Books For Breakfast said...

That's interesting. Last night I read the Moon Jumpers by Udry and Sendak to the kids. We've had it forever, and I've never been compelled to sit down with it. The cover for me was a little blah, with that long, thick strip of magenta across the top. But I'm so glad we finally opened it last night. The kids poured over each color spread for awhile before they'd let me continue with the reading.

ChristyJan said...

I found this book today for 50 cents (in great condition)and bought it thanks to you. It's one I've never seen before and I can't wait to read to the kiddies.

Hopesclan said...

This was my absolute favorite book as a very small child!

My search for this book in adulthood has been challenged as my mother insists the title is "The Sheep of the La-La-Baah". Regardless of her pronunciation fuddles, I so thankful she still introduced this book to me.

Actually, I suspect I can credit this book for many childhood memories as my parents caved at my request for my own Ramesh. A live eating, breathing, pooping sheep of my very own!

Recently a friend visited Lal Bagh and the Gardens. No sheep to be found and surprisingly, the keeper never heard of this work of art. My friend sent him a copy.

aEiOu said...

How delightful! I live in Bangalore, very near to Lal Bagh (pronounced laal baag - and usually string the two words together Lalbagh (bagh rhymes with carg in the word cargo but only if you have a British accent and don't roll your r's!)

It's a wonderful botanical garden, built in the 1800s I think, full of trees from all over the world. I'm pretty sure there's no lawn mower named Ramesh :-) but I love the idea!

janeen said...

I read this to my girls hundreds of times!! A friend posted a pic on FB of sheep grazing and my inner self started shouting, "Ramesh!"

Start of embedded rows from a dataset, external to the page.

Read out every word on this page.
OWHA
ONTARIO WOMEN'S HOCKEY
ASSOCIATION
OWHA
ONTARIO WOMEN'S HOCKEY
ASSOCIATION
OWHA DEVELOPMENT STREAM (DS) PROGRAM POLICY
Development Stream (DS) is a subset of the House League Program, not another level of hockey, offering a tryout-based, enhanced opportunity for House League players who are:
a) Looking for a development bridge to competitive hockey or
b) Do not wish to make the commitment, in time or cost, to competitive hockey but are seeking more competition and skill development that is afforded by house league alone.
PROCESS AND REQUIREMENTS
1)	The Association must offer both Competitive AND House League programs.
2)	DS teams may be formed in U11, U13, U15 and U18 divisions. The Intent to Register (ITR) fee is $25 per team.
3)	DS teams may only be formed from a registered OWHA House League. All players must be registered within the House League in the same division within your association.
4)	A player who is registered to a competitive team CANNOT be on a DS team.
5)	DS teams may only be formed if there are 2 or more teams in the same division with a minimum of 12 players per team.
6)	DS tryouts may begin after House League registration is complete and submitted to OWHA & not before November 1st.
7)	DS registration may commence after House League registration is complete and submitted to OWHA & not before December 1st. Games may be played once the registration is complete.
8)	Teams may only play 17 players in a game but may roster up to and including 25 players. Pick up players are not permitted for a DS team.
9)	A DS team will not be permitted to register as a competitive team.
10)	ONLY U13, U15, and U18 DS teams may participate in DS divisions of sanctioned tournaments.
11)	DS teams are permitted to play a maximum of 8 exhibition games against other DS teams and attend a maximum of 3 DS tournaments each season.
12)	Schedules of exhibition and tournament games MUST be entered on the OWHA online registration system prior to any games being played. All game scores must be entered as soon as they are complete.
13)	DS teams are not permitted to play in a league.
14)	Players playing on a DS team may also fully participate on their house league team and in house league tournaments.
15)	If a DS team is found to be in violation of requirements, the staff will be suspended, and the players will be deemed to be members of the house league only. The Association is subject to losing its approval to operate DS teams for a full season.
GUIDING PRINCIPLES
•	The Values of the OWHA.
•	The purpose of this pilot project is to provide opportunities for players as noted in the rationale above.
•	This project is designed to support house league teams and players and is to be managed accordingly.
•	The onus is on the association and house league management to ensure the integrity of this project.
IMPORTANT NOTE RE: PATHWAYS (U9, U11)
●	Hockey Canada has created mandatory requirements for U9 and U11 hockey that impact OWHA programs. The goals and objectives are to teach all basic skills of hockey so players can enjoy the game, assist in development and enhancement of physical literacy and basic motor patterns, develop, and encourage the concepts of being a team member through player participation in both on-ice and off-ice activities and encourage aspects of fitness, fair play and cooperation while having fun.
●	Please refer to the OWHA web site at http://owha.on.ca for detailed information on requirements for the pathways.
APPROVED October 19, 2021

I pronounced it lahl-bah, which is probably incorrect.

The artwork is so beautiful!

thanks for the memory.

JWB13 said...

This was written by my dear friend David Mark. I read it as a child and have always loved it. I am working on another picture book for him. It will be dedicated to his lovely memory as he passed away only two weeks ago. David was a wonderful storyteller, and inveterate city-walker. I knew him when he lived in NYC, but he lived in India for some time and this story is based in part on that time. I hope I will be able to do justice to his text. So glad you discovered & rediscovered this old wonderful favorite.

Anonymous said...

When I was a child we must have taken this book out of the library a hundred times but somewhere along the way I forgot the title of the book. I've been looking for it for years and finally rediscovered the title a few days ago.

I can't wait to find a copy and read it again as an adult.